Materials and methods.
Forty-two MRI exams were performed with intravascular contrast media in 21 rats: tumours were induced by subcutaneous injection of colon carcinoma cells in 7 rats and mammary adenocarcinoma cells in 14 rats. Perfusion and permeability parameters of the implanted tumours were evaluated by using two contrast media (B22956/1 and Gd-DTPA37–albumin) to establish response to treatment with two different antiangiogenic drugs (tamoxifen and SU6668). These parameters were correlated with histology to obtain a radiological-histological map of tumour microvasculature.

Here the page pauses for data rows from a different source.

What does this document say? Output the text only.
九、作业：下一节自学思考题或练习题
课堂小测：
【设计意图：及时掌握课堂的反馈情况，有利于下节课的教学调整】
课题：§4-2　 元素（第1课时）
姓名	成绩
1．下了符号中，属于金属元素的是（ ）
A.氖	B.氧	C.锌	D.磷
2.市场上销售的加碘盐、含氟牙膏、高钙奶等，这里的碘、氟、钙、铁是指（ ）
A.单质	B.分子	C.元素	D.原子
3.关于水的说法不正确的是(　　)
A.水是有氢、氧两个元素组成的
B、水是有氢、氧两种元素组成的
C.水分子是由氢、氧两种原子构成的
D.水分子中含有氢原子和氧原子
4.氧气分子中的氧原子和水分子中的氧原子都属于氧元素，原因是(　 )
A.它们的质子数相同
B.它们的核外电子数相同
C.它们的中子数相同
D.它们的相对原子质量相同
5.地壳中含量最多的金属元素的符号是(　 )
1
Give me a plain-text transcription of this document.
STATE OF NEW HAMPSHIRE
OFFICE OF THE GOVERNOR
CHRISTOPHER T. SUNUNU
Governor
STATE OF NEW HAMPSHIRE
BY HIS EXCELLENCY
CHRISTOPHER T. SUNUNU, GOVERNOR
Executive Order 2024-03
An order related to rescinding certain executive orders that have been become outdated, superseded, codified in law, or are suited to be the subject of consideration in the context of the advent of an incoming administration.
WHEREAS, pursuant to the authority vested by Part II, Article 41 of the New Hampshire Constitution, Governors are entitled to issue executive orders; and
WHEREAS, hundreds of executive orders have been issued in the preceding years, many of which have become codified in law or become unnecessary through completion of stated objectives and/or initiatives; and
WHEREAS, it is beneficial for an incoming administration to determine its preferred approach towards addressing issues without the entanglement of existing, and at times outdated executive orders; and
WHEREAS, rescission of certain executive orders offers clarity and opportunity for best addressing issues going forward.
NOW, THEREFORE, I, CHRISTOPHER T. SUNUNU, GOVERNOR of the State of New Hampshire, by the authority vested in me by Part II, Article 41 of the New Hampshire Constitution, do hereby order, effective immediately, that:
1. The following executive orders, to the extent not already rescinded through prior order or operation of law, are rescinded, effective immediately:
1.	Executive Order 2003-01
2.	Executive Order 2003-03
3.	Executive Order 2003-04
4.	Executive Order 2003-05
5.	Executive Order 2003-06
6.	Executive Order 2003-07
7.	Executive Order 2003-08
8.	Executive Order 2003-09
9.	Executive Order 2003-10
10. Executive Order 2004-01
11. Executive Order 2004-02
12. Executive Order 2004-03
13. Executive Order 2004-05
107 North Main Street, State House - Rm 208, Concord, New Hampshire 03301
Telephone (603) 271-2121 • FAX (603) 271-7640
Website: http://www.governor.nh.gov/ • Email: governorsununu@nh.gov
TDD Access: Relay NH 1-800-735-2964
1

DCE-MRI revealed greater enhancement in the peripheral area than in the central area in all the examined animal models. In the mammary carcinoma experiment, vascular permeability measured by means of B22956/1 in the animals treated with the antiangiogenic drug (0.0043317±0.0040418 ml/min-1/ml-1) was significantly less than in untreated animals (0.0090460±0.0043680 ml/min-1/ml-1), whereas no significant difference was observed with Gd-DTPA–albumin (13.14±13.94 ml/min-1/ml-1 in treated animals and 18.07±11.92 ml/min-1/ml-1 in untreated animals). In the colon carcinoma experiment, mean permeability and perfusion decreased by 51% (from 5.2±1.1 to 2.5±0.8 ml/100 ml) and 59% (from 0.00165±5.1 to 0.0067±4.8 ml/min-1/ml-1 of tissue), respectively, in all animals after antiangiogenic drug administration.
DCE-MRI permits a noninvasive evaluation of tumour microcirculation and in particular of its dynamic characteristics and vascularity before and after antiangiogenic treatment.